Nunca olvidaré la piña que hizo con todos sus compañeros con la camiseta amarilla en la mano. Una piña de equipo porque estaban siendo unas semanas complicadas para el banquillo. Fue un golazo en el 91’ que deshacía el empate a dos. Aún no llevaba el 6 en la camiseta.

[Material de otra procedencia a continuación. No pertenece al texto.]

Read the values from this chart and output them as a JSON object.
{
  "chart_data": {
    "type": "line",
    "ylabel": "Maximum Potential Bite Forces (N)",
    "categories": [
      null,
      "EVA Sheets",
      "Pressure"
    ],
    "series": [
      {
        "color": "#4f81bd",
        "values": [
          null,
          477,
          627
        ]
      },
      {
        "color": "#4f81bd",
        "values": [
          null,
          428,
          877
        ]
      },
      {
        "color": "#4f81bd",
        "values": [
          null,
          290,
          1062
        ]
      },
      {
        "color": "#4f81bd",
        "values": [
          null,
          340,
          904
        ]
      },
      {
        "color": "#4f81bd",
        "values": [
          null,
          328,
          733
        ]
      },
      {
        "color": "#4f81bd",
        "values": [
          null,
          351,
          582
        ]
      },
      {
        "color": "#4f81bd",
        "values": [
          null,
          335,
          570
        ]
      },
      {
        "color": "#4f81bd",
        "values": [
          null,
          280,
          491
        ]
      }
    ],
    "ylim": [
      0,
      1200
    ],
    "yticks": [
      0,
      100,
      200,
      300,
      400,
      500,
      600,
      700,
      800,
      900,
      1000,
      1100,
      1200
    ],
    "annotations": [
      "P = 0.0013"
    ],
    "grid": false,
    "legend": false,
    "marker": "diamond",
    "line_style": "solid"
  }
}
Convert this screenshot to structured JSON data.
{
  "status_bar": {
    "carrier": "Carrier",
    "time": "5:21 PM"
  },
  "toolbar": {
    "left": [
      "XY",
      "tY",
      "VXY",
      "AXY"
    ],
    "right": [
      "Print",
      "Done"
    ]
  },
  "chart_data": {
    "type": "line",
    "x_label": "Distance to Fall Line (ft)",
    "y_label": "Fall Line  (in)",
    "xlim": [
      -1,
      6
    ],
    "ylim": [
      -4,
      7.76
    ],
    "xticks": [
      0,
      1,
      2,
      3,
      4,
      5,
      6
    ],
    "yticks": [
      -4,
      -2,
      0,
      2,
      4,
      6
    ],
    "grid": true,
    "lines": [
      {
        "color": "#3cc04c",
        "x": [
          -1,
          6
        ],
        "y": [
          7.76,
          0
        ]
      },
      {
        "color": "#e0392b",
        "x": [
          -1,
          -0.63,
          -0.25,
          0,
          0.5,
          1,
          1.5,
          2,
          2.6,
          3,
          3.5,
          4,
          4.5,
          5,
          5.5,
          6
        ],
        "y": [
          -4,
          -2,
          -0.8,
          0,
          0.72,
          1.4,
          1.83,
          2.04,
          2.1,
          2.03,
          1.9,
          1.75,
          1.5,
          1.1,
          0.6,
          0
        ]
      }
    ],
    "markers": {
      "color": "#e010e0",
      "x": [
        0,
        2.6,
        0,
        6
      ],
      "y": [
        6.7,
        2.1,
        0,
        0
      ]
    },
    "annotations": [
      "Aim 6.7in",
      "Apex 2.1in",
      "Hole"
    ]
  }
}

Su dorsal era el 26. Tampoco tenía tatuajes y su piel lucía blanca y joven.

Creo que fue justo en ese momento cuando me conquistó sin remedio.

Yo que nunca había lucido dorsal en una camiseta, me compré la suya con su nombre. En aquel momento, muchos me dijeron que pusiera otro porque Iñigo lo tenía todo para marcharse de la Real. Pero no podía. Él era mi apuesta. Y mi corazón acertó.

Han pasado cinco años y muchos partidos desde entonces y todo lo que veía en él se ha multiplicado por mucho. Hoy es madurez, experiencia y coraje. Es fuerza, contundencia y Alma Mater de la defensa. Es orgullo, valentía, casta.

En verano, nos elijó callando la boca de los que situaban su futuro lejos de Zubieta. Íñigo decidió que la Real está por encima de todo y no es menos que nadie. Apostó por un futuro REAL. Por un proyecto. Me emocionó mucho su renovación y me dio el argumento que necesitaba para volver a ilusionarme. Hace una semanas, su debut con la Roja ha sido el premio a todos estos años de esfuerzo y buen hacer y no consigo entender que desde el Club no se premie su figura con el brazalete de capitán, aunque sea segundo o tercero.

Tenemos reciente su último gol de cabeza en San Mamés y tengo grabados todos y cada uno de sus gestos de rabia en por la derrota y la pasión con la que celebra cada triunfo. El futbolista no imagina todo lo que puede significar para su afición. Es una magia tan especial que si intentaran entenderla resultaría hasta abrumadora.

Hoy estoy muy emocionada por abrir Mi Rinconcito a quien sin saberlo tanto me ha dado. Abro mi corazón para devolver el abrazo que sin quererlo me da cada vez que su dorsal pisa el verde.

Hoy tu dorsal es mío… ¡Gracias por tanto, Iñigo!